In mid August, I attended and led workshops at a justice retreat for Unitarian Universalists in California. One of the other presenters was a woman, whom I admire, who is both a parish minister and a seminary professor.

She asked a question which I presume she thought would be provocative. It was very provocative for me, but not in the way that most people would imagine.

First a little background. When I was growing up in the 1950s and 60s, Unitarians were working very hard to attract more members of color, particularly African-Americans. This Sundays is school I attended in downtown Washington, DC, was quite diverse. I didn't know that this diversity was unusual.

It became even more unusual in the late 1960s when the majority of African-American UUs walked out. I'm sure there were many reasons for the walkout, but the proximate reason was the Association's refusal to release funds that had been promised for organizing efforts.

Fast forward 20 years. In the 1980s, I returned to UUism in Fairfax County, Virginia, a well-off suburb of DC. I noted a lack of diversity, but attributed it to the difference between the city and the suburbs.

In 2003, I entered seminary to find myself in a war zone. The level of meanness and mean spiritedness was amazing. However, like the psychologist who assures you that there is a pony underneath that pile of horseshit, I decided to stick it out.

I came out of seminary with a battered head that would not stay bowed. And, yes, there were many kind and helpful people who picked me up when I faltered.

My next big mistake was going to a lecture on climate change. I came out of the lecture wanting to take a long walk off a short pier, praying that the speaker was off his meds.

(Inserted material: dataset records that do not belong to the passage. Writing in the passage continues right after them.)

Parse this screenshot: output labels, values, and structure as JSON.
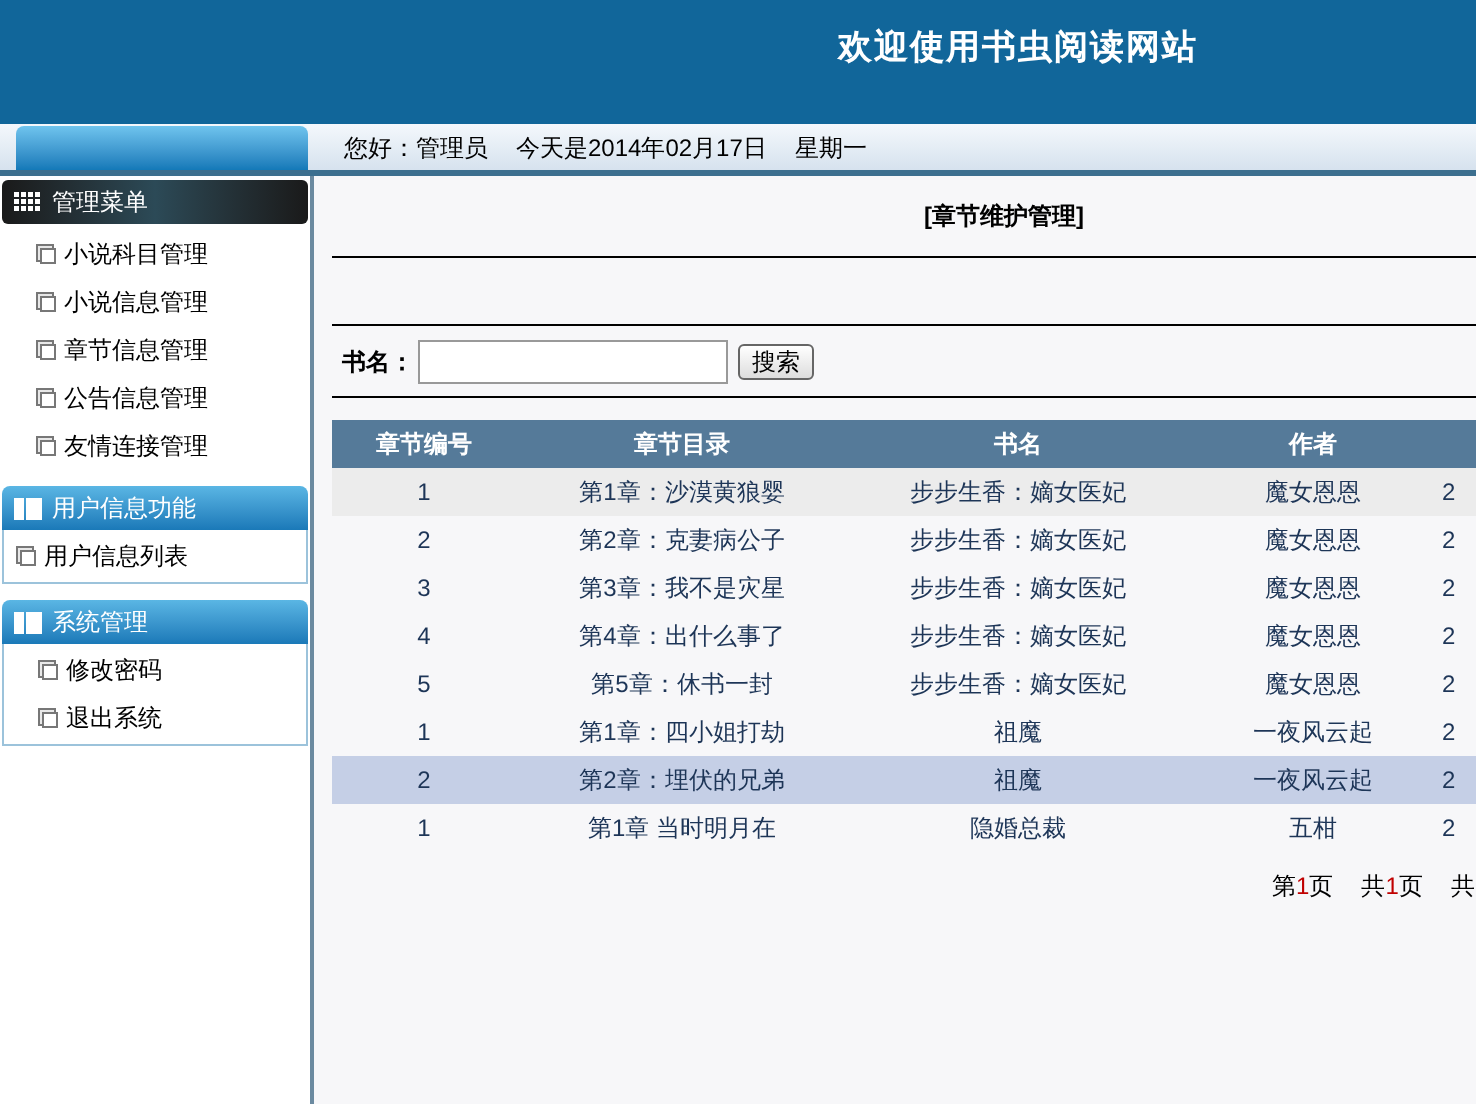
{
  "header": {
    "title": "欢迎使用书虫阅读网站"
  },
  "top_bar": {
    "greeting": "您好：管理员",
    "date": "今天是2014年02月17日",
    "weekday": "星期一"
  },
  "sidebar": {
    "sections": [
      {
        "title": "管理菜单",
        "kind": "dark",
        "items": [
          "小说科目管理",
          "小说信息管理",
          "章节信息管理",
          "公告信息管理",
          "友情连接管理"
        ]
      },
      {
        "title": "用户信息功能",
        "kind": "blue",
        "items": [
          "用户信息列表"
        ]
      },
      {
        "title": "系统管理",
        "kind": "blue",
        "items": [
          "修改密码",
          "退出系统"
        ]
      }
    ]
  },
  "page": {
    "title": "[章节维护管理]",
    "search": {
      "label": "书名：",
      "button": "搜索"
    },
    "table": {
      "columns": [
        "章节编号",
        "章节目录",
        "书名",
        "作者"
      ],
      "rows": [
        {
          "cells": [
            "1",
            "第1章：沙漠黄狼婴",
            "步步生香：嫡女医妃",
            "魔女恩恩",
            "2"
          ],
          "shaded": true,
          "selected": false
        },
        {
          "cells": [
            "2",
            "第2章：克妻病公子",
            "步步生香：嫡女医妃",
            "魔女恩恩",
            "2"
          ],
          "shaded": false,
          "selected": false
        },
        {
          "cells": [
            "3",
            "第3章：我不是灾星",
            "步步生香：嫡女医妃",
            "魔女恩恩",
            "2"
          ],
          "shaded": false,
          "selected": false
        },
        {
          "cells": [
            "4",
            "第4章：出什么事了",
            "步步生香：嫡女医妃",
            "魔女恩恩",
            "2"
          ],
          "shaded": false,
          "selected": false
        },
        {
          "cells": [
            "5",
            "第5章：休书一封",
            "步步生香：嫡女医妃",
            "魔女恩恩",
            "2"
          ],
          "shaded": false,
          "selected": false
        },
        {
          "cells": [
            "1",
            "第1章：四小姐打劫",
            "祖魔",
            "一夜风云起",
            "2"
          ],
          "shaded": false,
          "selected": false
        },
        {
          "cells": [
            "2",
            "第2章：埋伏的兄弟",
            "祖魔",
            "一夜风云起",
            "2"
          ],
          "shaded": false,
          "selected": true
        },
        {
          "cells": [
            "1",
            "第1章 当时明月在",
            "隐婚总裁",
            "五柑",
            "2"
          ],
          "shaded": false,
          "selected": false
        }
      ]
    },
    "pagination": [
      {
        "parts": [
          {
            "kind": "text",
            "text": "第"
          },
          {
            "kind": "number",
            "text": "1"
          },
          {
            "kind": "text",
            "text": "页"
          }
        ]
      },
      {
        "parts": [
          {
            "kind": "text",
            "text": "共"
          },
          {
            "kind": "number",
            "text": "1"
          },
          {
            "kind": "text",
            "text": "页"
          }
        ]
      },
      {
        "parts": [
          {
            "kind": "text",
            "text": "共"
          }
        ]
      }
    ]
  }
}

"We are all going to die!" Can either be a trope in a horror movie or a simple statement of fact. On the other hand, I love this little story:
The seer came to the Queen and told her that he had wonderful news.
"What is it?"
"You are going to die, your children are going to die, their children are going to die, their grandchildren are going to die, and their great grandchildren are going to die."
"Fool! Why do you give me such news? I should have your head removed from your shoulders."
"Majesty, you not understand. You are blessed. You will die before your children die as they will die before their children die unto five generations. The greatest sorrow in life is watching your children die. None of you will suffer this."
After listening to the lecture on climate change and confirming the accuracy of the information presented, I knew that billions of parents would not be as lucky as the Queen.